Programas de milhagem e bônus de cartão de crédito são verdadeiros mecanismos de emissão de moeda. Neste caso, a moeda em questão é usada tão somente para transacionar mais passagens aéreas ou outros produtos à disposição no catálogo do programa.
Nos últimos anos, tem-se observado que os órgãos emissores destas milhas e bônus têm conduzido suas "políticas monetárias" de forma um tanto quanto frouxa, permitindo que a "base monetária" cresça aceleradamente. Os fatores para esta expansão da oferta de milhas e bônus são muitos.
Pelo lado das milhas, a oferta destas tem crescido com o próprio aumento do mercado de transporte aéreo, mas também com os inúmeros convênios que as companhias aéreas fazem entre seus programas de milhagem e outros serviços como aluguel de carros, redes de hotéis e mesmo cartões de crédito. Hoje em dia, nem mais é preciso ter voado uma única vez sequer para obter uma passagem aérea via acúmulo de milhas.
No caso dos bônus, a emissão deste meio de pagamento é atrelada ao dólar. Quanto maior for a conta do cartão de crédito convertida em dólares, mais se ganha bônus. A valorização do real no período recente, portanto, por si só já constitui um fator de expansão de oferta desta moeda. Mas ainda existem agravantes. No início da década, quando a taxa cambial era favorável aos emissores de bônus, os administradores destes programas começaram a flexibilizar suas políticas de emissão quebrando a paridade que até então existia para alguns clientes.

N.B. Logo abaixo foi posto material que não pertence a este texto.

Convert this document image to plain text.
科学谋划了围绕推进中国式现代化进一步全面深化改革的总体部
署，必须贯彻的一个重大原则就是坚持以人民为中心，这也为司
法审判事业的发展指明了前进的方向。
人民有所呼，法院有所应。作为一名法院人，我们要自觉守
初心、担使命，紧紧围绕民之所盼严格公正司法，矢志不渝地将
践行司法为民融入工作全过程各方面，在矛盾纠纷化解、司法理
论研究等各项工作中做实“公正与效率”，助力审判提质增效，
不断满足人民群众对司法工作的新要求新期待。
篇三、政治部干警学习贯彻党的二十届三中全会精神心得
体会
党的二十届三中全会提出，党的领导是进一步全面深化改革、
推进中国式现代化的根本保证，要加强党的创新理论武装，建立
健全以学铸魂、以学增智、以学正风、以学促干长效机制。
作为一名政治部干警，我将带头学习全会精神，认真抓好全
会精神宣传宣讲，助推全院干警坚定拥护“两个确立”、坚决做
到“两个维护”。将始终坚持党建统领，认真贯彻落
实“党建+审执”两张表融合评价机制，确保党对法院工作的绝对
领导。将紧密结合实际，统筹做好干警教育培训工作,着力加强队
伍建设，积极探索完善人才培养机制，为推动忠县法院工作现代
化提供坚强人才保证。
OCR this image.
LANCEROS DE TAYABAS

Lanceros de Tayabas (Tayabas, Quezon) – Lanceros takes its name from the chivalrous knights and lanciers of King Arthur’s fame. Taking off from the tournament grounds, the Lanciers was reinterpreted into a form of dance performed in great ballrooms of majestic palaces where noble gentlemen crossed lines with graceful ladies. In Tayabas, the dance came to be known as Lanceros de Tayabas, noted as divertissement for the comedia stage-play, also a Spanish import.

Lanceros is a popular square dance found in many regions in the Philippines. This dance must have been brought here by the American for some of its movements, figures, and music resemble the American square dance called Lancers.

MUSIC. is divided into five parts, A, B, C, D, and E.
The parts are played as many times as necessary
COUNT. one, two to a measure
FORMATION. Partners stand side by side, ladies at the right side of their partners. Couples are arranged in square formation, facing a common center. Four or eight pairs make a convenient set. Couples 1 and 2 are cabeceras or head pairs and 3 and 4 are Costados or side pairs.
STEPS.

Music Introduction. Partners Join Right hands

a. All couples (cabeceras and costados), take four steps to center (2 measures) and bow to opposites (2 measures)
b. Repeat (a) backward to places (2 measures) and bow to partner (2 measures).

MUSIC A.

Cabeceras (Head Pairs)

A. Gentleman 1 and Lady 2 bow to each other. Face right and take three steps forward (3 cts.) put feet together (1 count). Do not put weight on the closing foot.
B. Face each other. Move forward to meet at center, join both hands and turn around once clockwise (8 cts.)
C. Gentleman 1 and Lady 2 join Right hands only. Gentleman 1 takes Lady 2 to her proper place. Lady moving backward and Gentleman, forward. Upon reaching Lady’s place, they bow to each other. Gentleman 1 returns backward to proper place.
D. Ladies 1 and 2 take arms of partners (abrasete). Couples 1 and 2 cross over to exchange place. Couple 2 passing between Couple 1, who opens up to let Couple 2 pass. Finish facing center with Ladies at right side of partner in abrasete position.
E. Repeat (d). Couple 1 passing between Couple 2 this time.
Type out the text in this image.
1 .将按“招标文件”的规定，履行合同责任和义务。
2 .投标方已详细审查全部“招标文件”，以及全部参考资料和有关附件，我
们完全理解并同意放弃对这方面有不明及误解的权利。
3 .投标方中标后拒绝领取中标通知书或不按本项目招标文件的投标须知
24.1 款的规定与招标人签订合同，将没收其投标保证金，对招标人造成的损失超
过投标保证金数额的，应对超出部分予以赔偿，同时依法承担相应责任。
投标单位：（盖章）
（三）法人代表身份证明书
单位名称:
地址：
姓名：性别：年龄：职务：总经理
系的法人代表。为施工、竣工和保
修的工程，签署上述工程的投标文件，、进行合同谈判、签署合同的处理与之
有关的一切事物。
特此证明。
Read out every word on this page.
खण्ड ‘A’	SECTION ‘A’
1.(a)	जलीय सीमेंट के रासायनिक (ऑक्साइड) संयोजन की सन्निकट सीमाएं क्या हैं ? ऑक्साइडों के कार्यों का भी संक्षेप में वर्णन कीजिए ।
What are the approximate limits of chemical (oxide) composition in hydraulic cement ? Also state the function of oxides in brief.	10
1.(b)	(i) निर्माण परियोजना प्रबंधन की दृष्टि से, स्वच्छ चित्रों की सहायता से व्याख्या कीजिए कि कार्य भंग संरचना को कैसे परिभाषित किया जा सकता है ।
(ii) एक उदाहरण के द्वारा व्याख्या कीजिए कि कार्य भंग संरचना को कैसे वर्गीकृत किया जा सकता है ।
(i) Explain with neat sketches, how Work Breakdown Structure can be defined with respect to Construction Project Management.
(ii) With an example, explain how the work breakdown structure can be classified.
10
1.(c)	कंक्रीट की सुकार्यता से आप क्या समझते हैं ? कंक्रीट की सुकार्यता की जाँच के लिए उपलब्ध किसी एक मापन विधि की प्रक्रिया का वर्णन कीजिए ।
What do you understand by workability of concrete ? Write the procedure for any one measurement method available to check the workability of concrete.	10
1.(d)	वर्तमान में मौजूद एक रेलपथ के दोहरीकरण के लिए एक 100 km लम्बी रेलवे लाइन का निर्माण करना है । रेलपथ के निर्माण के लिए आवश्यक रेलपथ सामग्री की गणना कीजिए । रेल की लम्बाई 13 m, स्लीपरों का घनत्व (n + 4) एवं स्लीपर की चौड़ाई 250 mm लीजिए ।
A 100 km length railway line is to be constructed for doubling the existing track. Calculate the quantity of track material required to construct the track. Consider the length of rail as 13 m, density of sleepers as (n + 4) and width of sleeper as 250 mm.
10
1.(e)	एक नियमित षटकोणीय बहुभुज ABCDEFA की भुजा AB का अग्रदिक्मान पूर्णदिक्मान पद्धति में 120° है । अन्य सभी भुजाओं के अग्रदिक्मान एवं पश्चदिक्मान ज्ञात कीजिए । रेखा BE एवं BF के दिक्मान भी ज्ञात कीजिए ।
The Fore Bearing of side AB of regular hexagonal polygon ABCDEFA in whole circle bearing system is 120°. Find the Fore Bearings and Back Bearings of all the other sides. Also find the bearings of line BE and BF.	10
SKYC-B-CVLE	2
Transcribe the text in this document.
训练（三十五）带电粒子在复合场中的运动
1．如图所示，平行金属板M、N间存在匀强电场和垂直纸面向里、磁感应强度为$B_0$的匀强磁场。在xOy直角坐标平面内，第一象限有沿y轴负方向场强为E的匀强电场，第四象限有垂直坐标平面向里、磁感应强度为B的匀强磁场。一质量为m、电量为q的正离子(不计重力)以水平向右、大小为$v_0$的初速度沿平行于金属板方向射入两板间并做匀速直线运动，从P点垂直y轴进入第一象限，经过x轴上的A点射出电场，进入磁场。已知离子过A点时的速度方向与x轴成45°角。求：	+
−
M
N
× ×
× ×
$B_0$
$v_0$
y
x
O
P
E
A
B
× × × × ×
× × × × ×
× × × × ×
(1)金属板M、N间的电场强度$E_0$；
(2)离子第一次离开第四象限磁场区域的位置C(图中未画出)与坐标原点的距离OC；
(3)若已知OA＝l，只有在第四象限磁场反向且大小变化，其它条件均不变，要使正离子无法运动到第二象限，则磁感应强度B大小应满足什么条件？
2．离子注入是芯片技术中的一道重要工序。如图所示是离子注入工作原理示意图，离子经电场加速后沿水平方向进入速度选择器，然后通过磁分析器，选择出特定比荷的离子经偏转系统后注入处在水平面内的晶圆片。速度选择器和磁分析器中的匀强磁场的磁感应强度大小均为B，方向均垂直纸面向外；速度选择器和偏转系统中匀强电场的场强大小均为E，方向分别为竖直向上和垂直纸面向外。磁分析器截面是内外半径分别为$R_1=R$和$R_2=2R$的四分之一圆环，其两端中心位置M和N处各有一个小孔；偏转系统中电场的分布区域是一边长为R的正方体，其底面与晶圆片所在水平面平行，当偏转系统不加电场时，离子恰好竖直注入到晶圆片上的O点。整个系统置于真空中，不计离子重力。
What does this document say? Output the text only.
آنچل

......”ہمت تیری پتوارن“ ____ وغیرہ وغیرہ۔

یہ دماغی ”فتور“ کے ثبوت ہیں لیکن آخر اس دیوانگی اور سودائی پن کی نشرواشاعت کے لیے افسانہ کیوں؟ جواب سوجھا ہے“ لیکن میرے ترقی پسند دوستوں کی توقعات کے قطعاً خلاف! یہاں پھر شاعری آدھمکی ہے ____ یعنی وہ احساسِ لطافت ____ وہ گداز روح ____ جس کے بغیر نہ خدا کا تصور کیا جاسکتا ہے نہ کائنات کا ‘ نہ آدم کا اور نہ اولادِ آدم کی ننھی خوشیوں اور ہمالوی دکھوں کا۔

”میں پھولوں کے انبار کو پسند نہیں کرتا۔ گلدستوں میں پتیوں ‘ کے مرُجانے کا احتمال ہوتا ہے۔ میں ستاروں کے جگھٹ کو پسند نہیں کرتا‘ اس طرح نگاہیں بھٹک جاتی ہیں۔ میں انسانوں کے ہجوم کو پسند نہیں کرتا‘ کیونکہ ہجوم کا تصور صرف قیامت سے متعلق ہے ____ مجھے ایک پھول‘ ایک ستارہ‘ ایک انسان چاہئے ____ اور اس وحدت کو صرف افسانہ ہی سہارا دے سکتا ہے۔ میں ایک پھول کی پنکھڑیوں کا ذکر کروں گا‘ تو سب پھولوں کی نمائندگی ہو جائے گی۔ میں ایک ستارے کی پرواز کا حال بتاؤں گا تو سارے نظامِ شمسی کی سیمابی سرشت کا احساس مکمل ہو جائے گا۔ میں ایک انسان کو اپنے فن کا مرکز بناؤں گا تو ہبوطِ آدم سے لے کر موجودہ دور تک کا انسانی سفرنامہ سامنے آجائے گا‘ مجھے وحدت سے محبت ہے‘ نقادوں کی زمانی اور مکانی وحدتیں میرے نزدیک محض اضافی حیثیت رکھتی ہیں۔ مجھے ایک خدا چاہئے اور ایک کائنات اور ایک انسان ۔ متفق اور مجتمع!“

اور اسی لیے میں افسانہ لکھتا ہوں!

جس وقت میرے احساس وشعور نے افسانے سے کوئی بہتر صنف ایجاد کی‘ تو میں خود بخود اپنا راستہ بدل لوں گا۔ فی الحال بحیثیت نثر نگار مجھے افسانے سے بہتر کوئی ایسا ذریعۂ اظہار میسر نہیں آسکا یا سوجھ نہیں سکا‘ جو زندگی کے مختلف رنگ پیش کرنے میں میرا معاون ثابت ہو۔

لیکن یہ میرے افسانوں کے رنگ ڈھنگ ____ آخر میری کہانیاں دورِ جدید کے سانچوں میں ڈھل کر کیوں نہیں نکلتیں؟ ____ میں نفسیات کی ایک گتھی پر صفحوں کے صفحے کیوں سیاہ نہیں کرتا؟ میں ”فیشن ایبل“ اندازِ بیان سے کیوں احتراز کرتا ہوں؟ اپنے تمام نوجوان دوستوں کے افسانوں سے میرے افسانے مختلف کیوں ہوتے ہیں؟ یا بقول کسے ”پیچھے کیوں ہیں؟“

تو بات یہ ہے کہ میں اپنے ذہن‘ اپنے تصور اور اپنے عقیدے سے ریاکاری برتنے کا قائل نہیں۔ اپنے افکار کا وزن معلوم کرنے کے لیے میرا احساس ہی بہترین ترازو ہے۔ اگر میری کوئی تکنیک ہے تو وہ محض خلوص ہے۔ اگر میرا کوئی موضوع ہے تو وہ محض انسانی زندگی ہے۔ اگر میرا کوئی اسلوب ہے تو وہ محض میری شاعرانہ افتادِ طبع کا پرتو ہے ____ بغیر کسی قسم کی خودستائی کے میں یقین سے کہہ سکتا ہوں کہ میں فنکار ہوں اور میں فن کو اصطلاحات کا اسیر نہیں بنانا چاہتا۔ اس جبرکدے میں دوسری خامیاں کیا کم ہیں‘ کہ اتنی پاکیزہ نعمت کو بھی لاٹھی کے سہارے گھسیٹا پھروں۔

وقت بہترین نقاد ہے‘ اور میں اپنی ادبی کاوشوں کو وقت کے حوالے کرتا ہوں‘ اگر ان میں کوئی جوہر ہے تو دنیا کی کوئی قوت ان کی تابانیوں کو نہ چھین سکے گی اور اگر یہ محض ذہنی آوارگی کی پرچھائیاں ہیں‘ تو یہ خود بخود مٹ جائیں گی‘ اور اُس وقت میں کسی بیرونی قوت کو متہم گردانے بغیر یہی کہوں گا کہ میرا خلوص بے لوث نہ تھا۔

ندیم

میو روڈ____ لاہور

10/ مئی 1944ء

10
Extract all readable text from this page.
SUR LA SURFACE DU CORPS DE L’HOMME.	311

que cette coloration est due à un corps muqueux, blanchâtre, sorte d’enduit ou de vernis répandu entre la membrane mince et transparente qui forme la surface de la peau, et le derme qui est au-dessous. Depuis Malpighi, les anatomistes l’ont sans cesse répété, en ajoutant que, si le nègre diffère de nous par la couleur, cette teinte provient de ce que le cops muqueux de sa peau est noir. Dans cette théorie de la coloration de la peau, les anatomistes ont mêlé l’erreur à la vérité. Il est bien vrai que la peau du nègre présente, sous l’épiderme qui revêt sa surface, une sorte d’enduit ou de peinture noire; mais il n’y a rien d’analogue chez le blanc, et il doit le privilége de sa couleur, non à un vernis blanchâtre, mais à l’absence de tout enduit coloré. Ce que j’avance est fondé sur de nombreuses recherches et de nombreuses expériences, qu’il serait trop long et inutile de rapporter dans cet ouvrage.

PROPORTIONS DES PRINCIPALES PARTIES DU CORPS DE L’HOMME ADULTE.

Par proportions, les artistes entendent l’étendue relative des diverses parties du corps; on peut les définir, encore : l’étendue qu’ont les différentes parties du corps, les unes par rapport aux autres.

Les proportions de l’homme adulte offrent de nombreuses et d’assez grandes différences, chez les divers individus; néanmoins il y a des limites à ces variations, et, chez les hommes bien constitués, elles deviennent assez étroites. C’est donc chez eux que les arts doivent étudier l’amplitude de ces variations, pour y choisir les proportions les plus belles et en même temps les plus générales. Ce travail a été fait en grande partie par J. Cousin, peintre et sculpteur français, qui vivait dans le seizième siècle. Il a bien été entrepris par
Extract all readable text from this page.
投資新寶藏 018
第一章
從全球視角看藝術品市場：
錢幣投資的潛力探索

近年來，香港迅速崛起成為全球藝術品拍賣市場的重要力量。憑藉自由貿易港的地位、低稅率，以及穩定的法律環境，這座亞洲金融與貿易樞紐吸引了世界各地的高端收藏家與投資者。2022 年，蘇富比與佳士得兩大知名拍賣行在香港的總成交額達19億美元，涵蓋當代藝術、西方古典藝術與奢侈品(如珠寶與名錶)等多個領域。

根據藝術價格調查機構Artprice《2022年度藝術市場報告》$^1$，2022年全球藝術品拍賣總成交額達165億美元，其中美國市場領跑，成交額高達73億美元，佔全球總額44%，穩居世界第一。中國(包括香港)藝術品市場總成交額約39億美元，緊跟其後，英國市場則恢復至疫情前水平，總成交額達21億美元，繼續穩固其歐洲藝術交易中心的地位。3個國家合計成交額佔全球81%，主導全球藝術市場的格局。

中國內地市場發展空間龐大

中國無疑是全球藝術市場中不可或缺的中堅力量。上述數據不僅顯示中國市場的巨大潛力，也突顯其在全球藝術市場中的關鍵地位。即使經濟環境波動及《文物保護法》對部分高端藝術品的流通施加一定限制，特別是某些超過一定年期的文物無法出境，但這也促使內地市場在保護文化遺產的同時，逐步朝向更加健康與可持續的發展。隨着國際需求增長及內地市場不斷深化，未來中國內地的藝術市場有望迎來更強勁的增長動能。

Ou seja, passaram a emitir mais de um bônus por dólar. Não é necessário dizer que estes beneficiados também eram os clientes com potencial de uso mais intensivo do cartão. Isto certamente agravou o efeito da valorização do real descrito acima. Ademais, o cartão de crédito também tem passado por uma escalada de sua base de clientes que certamente contribui para elevação da oferta de bônus.
Qualquer aluno de graduação em economia sabe que um aumento na oferta de moeda significa inflação caso não haja um correspondente aumento no produto total da economia. Não impondo limites à emissão, os administradores destes programas de milhas e bônus provocam tensões inflacionárias em seus mercados. Porém, eles também controlam a produção (bilhetes aéreos, produtos em catálogo) nestes mercados. Neste caso, as opções ao alcance destes programas são:
- Manter os preços expressos em milhas/bônus congelados, mas expandir a oferta de produtos. Uma opção custosa.
- Manter a oferta inalterada, mas aumentar os preços dos produtos. Uma opção impopular.
- Um meio termo entre as duas anteriores: expande-se a oferta via lançamento de novos produtos a preços que já estejam inflacionados.
Esta última opção tem sido a adotada pelos programas por justamente maquiar a inflação, ao mesmo tempo que se passa a impressão de a empresa ter feito um agrado a seus clientes ao aumentar as opções de escolha para conversão de milhas e bônus.
Isto tão é verdade que o próprio site InfoMoney, em matéria do dia (17/04), veiculou reportagem sobre promoções de companhias aéreas na qual dizia que a TAM havia expandido seu programa de milhagem oferecendo alguns trechos nacionais por 3.000 milhas ao passo que anteriormente o trecho mais barato para qualquer lugar da América do Sul custava 10.000.
Ótimo! Agora, pode-se obter uma passagem gastando 30% do que se gastava anteriormente. No entanto, uma checagem dos trechos que fazem parte da dita promoção permite constatar que se estas passagens fossem pagas em dinheiro, a relação de preços seria menor que 30%. Ou seja, estas passagens promocionais estão inflacionadas em milhas.
Nunca ninguém reparou que os preços relativos dos produtos nos catálogos de bônus são totalmente distorcidos se comparados com os preços relativos dos mesmos produtos expressos em dinheiro? Eis uma explicação.